Methods: A set of 21 patients (19 men, 2 women) operated at Department of Plastic and Aesthetic Surgery in Brno from 1 January 2007 to 31 December 2017. Following is an overview of malpractices used to treat the amputates: 8 times the amputate was packed in gauze with dry ice, 4 times amputates were frozen in ice cube, 3 times frozen in crushed ice, 1 hand was lined with frozen saline solution, 2 amputates were transported in package of frozen vegetables. There were cases when the amputate was first frozen by ice, then dipped in saline solution and then dried in the ambulance or another case, when the amputate was primarily heavily burned with fire, then it was cooled in the snow for 45 minutes and, then it was wrapped in gauze and brought in a snowball.
Results: Primary amputation was performed in 8 patients (reasons: 3 times - mechanical destruction of amputate, 3 times - thermal damage, 1 - a patient's wish and 1 - indication of comorbidity). Two patients were treated with the composite graft method, both grafts were successfully healed.
Replantation was performed in 11 patients and in one case the hand was completely replanted.

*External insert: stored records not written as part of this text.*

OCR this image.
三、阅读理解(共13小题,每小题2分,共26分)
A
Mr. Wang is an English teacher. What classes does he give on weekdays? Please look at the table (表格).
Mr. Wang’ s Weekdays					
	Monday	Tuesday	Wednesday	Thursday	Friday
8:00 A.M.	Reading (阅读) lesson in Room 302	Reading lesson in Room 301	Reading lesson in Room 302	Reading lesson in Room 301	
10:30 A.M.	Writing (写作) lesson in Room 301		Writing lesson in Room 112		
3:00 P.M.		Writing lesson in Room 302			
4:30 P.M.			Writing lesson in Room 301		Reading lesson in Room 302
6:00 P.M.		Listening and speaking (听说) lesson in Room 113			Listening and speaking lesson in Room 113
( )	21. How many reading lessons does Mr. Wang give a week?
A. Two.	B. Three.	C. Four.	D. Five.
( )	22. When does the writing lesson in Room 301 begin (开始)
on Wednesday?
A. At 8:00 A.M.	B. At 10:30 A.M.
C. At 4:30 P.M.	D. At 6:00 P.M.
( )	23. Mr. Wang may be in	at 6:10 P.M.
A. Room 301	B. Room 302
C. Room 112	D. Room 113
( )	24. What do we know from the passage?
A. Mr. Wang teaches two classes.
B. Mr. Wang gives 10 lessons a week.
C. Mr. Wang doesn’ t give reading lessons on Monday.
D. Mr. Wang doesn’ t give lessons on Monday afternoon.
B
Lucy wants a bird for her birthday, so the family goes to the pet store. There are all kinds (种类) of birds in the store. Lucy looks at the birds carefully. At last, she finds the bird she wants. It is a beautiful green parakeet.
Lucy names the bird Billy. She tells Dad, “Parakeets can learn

Perioperative complications were frequent, repeated arterial thrombosis in 2 patients, necessity of micro anastomosis of both vessels, use of venous graft, 3 patients had repeated venous anastomosis for repeated venous thrombosis, 2 patients had rapid development of burn changes on replanted fingers - skin whitening, then livid color and formation of blisters. In 2 patients, the blood flow was very slow and blood supply was established with a time delay in ICU. Revision operations were performed in 6 patients, the reasons were arterial thrombosis, graft thrombosis, 3 times venous thrombosis, once bleeding, and twice finger amputation for necrosis. 11 fingers and one hand were healed on the sample of 8 patients. Thermal damage was unmasked after the replantation. Replants failure occurred in 3 fingers in 3 patients. The overall success rate of replantation of frozen fingers was 73%.
Conclusion: Even inadequately treated and thermally damaged amputates can be replanted with a relatively high success rate but more frequent perioperative and postoperative complications have to be considered.